Part of me wants to say that this stop was not normal policing, how officers aren’t trained to turn basic traffic violations into fatalities. Yet, I can’t help but think this was a perfectly executed routine stop. I mean, it’s becoming more and more clear that part of police procedure is killing innocent, unarmed Black people in the streets. 

I think a lot about how privileged, white people are probably tired of hearing about police brutality on the news or reading my articles — that almost feel weekly at this point. And I have to ask them: Don’t you think we’re tired, too?

I am tapped out. I am fatigued of having to share with the world how innocent Black people are dying relentlessly. I am sick of comparing these dead Black people to what could’ve been my father, my brother, my sister — or even me.

Wright’s son will always have to live in fear of the same police who took his father from him. He has lost the opportunity to grow up with his father and it is all thanks to a group of heavily armed forces that can’t tell the difference between a taser and a gun.

In the graphic video detailing Wright’s last few minutes alive, the officer pulls out her gun and shoots Wright twice. Seconds later, she turns to her fellow officers and states that she mistook her gun for her taser. 

Now, can we all agree that an officer who can’t tell the difference between a taser and a gun shouldn’t be carrying a gun in the first place? It just sounds like an excuse meant to cover the officer’s behind when footage of her murdering a Black man is later released.

The former officer, Kim Potter, resigned and was charged with second-degree manslaughter in the shooting of Wright. I want to cheer for the swift accountability that occurred — but I can’t. Because nothing has changed — nothing will change.

Chauvin received a guilty verdict on April 20 and was convicted of second-degree murder, third-degree murder and second-degree manslaughter. His conviction seemed to spark joy and  a sense of justice. Then, we heard about Ma’Khia Bryant.

Bryant was a 16-year-old Black girl who was shot by Columbus, Ohio, police officers on April 20. Not an hour had even passed since the Chauvin verdict was made and the police were out shooting Black people, yet again. This time, a child. 

Chauvin’s trial was not justice, it was accountability. 

Only 121 officers have been arrested on charges relating to on-duty shootings since 2005, according to Philip M. Stinson, a criminal justice professor at Bowling Green State University. Yet, only 95 cases were concluded and of those, only 44 were actually convicted.
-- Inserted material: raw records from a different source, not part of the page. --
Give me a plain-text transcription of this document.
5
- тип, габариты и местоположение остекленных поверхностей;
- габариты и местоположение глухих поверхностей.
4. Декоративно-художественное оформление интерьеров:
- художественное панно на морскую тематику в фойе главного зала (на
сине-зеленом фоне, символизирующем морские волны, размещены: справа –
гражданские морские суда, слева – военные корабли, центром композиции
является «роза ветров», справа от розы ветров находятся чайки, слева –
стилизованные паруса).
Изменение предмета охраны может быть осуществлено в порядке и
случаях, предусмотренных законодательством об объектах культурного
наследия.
Holding police officers to the same rule of law that the rest of the American population must adhere to is not justice — it is necessary. We are not going to praise the system for actually holding guilty officers accountable. 

We watched George Floyd’s murder. We watch Bryant’s murder. We watch Wright’s murder. Why would we rejoice now that their killers have been asked to answer for their actions?

Not knowing a gun from a taser does not serve as a reasonable excuse to get away with killing an innocent man. It does, however, highlight how gravely under-trained and useless police forces around the nation are. And that’s the tea.